Nakahara patrzył na niego, marszcząc brwi. Zupełnie nie pojmował jego toku myślenia. W jaki niby sposób to wszystko miało pomóc Osamu?
– Nie rozumiem.
– Wcale mnie to nie dziwi – przedrzeźnił go demon i westchnął pod nosem. – Nie żyjesz tak długo, jak my. Nie wiesz, jaką wagę mają wspomnienia i wiedza. Zresztą, nie jest to ważne. Wiem, że on rozumie – uśmiechnął się pod nosem. – To mi w zupełności wystarcza.

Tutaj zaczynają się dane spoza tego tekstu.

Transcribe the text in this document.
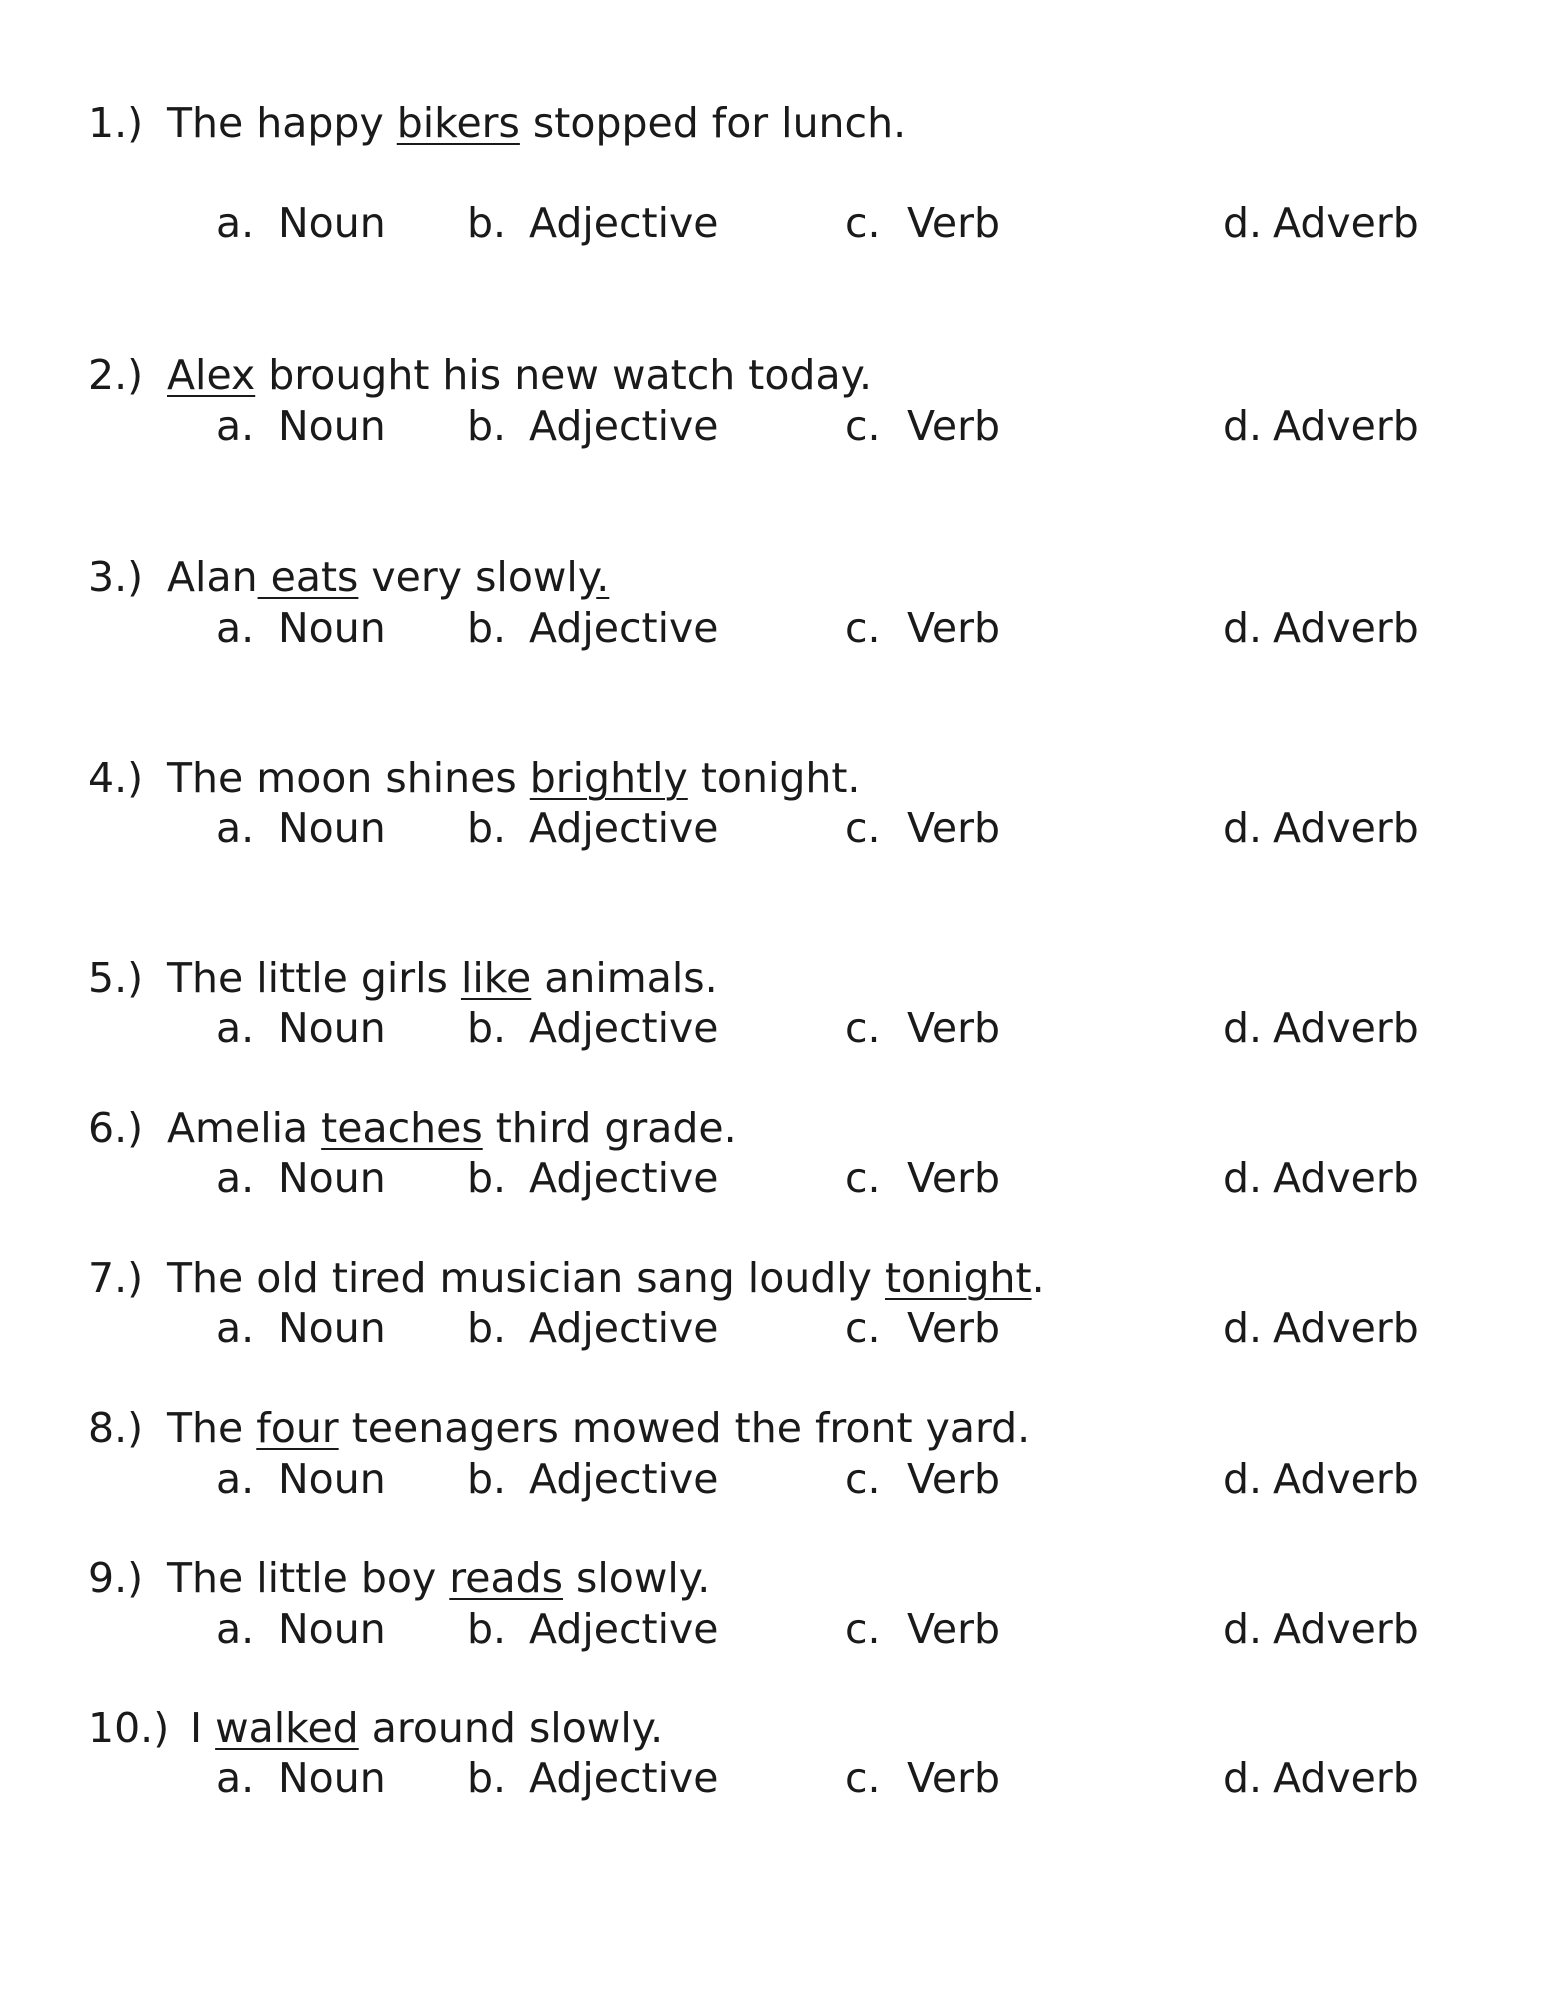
1.) The happy bikers stopped for lunch.
a. Noun b. Adjective	c. Verb	d. Adverb
2.) Alex brought his new watch today.
a. Noun b. Adjective	c. Verb	d. Adverb
3.) Alan eats very slowly.
a. Noun b. Adjective	c. Verb	d. Adverb
4.) The moon shines brightly tonight.
a. Noun b. Adjective	c. Verb	d. Adverb
5.) The little girls like animals.
a. Noun b. Adjective	c. Verb	d. Adverb
6.) Amelia teaches third grade.
a. Noun b. Adjective	c. Verb	d. Adverb
7.) The old tired musician sang loudly tonight.
a. Noun b. Adjective	c. Verb	d. Adverb
8.) The four teenagers mowed the front yard.
a. Noun b. Adjective	c. Verb	d. Adverb
9.) The little boy reads slowly.
a. Noun b. Adjective	c. Verb	d. Adverb
10.) I walked around slowly.
a. Noun b. Adjective	c. Verb	d. Adverb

„Czasem doznaję takiego uczucia... jakby impulsu. Coś mi się nagle przypomina, a ja nie mogę przestać o tym myśleć. Poza tym, że mi to dokucza, to po prostu... jestem ciekawy. Jak wiele nie pamiętam? Czy zapomniałem o czymś istotnym? O czymś złym? A może dobrym? Dlaczego muszę zapominać o dobrych rzeczach? Dlaczego w ogóle muszę zapominać?"
„To, co było, sprawiło, że jestem teraz taki, jaki jestem. Jeśli zapomnę wszystkiego... to czy wtedy się zmienię? Zacznę być kimś innym?"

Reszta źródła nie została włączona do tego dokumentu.